Just finished the Yates novel, Revolutionary Road and allowed myself to read some reviews. I've not seen the DeCaprio/Winslet film adaptation. The novel is amazing. Heart stopping. Should be taught alongside Gatsby. Below is an excerpt from an essay called "The Lost World of Richard Yates: How the great writer of the age of anxiety disappeared from print." (Whole essay here)

You know those stories we tell ourselves? "I live in the suburbs but I'm not like all these other people that live in the suburbs." Belief that we're too cool to believe in the dream is the new dream. This book takes an unblinking look at this new dream. And it's just as deadly as the foul dust that floated in the wake of Gatsby's dream. Here's the O'Nan excerpt:


THE QUESTION of what the reader is supposed to do with his or her sympathy and empathy is complex in Revolutionary Road, and also in the later work. As Greek tragedy turns around its characters’ fatal flaws, so does Yates’s fiction. The depth and breadth of characterization is much fuller, of course, but the end result is the same: the characters earn their downfall, seem fated to it. It’s this merciless limning of his people that makes Yates unique and the process of reading his work so affecting (some would say terrifying). We recognize the disappointments and miscalculations his characters suffer from our own less-than-heroic lives. And Yates refuses to spoon-feed us the usual redeeming, life-affirming plot twist that makes everything better. No comedy dilutes the humiliation. When it’s time to face the worst, there’s no evasion whatsoever, no softening of the blows.

The reader recoils even before these scenes begin, like horror movie viewers realizing the victim is going to open the wrong door. In fact, part of the drama–as in Dostoevsky–is anticipating just how terrible the humiliation will be, and how (or if) the characters will survive it.

Not that Yates or his people are ever hopeless. No, unfortunately the opposite is true. Throughout Revolutionary Road, his yearning for a better life is so strong that Frank Wheeler regularly deludes himself into believing that someday, through some unforeseen mechanism, he might really achieve his dreams and become this other, more accomplished person. He has such stock in this fantasy of himself (and the world) that nothing short of April’s death will rid him of his illusions.
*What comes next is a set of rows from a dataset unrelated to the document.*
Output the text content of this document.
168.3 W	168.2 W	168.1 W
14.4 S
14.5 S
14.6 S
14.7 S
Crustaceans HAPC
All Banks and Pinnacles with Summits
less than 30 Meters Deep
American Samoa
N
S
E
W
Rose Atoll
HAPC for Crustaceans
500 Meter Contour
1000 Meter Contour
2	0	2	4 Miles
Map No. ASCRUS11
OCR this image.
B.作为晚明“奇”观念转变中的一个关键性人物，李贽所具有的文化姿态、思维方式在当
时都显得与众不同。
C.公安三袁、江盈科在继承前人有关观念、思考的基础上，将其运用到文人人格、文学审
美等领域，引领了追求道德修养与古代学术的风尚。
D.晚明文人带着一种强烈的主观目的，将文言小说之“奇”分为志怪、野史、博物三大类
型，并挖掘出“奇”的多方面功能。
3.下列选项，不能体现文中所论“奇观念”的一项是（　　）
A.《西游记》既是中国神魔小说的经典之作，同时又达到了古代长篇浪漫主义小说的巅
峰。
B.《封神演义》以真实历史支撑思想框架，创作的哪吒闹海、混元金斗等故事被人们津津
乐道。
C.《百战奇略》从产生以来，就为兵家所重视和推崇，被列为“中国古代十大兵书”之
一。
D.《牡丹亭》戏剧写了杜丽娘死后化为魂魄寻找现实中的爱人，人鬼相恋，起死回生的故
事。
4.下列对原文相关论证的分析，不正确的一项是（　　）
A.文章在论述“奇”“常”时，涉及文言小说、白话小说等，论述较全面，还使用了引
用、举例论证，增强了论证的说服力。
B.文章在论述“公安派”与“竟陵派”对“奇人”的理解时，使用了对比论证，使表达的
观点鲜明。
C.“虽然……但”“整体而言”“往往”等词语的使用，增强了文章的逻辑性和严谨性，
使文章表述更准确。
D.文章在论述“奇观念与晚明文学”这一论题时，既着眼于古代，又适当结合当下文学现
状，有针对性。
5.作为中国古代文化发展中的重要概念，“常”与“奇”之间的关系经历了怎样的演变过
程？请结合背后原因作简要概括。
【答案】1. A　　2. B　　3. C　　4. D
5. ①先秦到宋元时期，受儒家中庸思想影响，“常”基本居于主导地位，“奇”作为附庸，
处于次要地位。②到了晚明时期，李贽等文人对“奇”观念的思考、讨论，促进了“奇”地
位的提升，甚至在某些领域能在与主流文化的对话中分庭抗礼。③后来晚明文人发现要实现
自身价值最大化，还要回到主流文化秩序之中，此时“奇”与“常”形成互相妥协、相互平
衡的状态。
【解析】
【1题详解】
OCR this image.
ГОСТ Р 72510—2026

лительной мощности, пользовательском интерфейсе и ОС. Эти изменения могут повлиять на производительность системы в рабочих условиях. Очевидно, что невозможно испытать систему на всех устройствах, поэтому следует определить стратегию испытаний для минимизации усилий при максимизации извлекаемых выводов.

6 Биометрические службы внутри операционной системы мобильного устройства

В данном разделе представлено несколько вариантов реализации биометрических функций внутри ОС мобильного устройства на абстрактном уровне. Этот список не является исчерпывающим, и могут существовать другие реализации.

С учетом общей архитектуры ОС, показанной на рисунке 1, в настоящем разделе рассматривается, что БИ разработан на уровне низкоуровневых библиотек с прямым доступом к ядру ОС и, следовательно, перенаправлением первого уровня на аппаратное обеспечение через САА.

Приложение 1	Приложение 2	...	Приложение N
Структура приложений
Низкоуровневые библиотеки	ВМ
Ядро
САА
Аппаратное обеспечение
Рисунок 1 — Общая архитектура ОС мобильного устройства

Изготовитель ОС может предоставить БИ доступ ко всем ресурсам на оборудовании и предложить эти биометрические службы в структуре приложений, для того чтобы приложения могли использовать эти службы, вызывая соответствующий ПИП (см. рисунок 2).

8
The book is painful and sad, and in the end the reader is left with nothing of comfort. The final scene, in which a husband turns off his hearing aid so he won’t have to listen to his wife prattling on about how she knew the Wheelers were bad from the very beginning, highlights the lack of communication (let alone communion) between people and how isolated we are from each other. It’s a perfect and powerful ending, one echoed, in gesture at least, by both John Gardner in his first novel The Resurrection and Tobias Wolff in the title story of In the Garden of the North American Martyrs. Yates himself said in a later interview: "If my work has a theme, I suspect it is a simple one: that most human beings are inescapably alone, and therein lies their tragedy."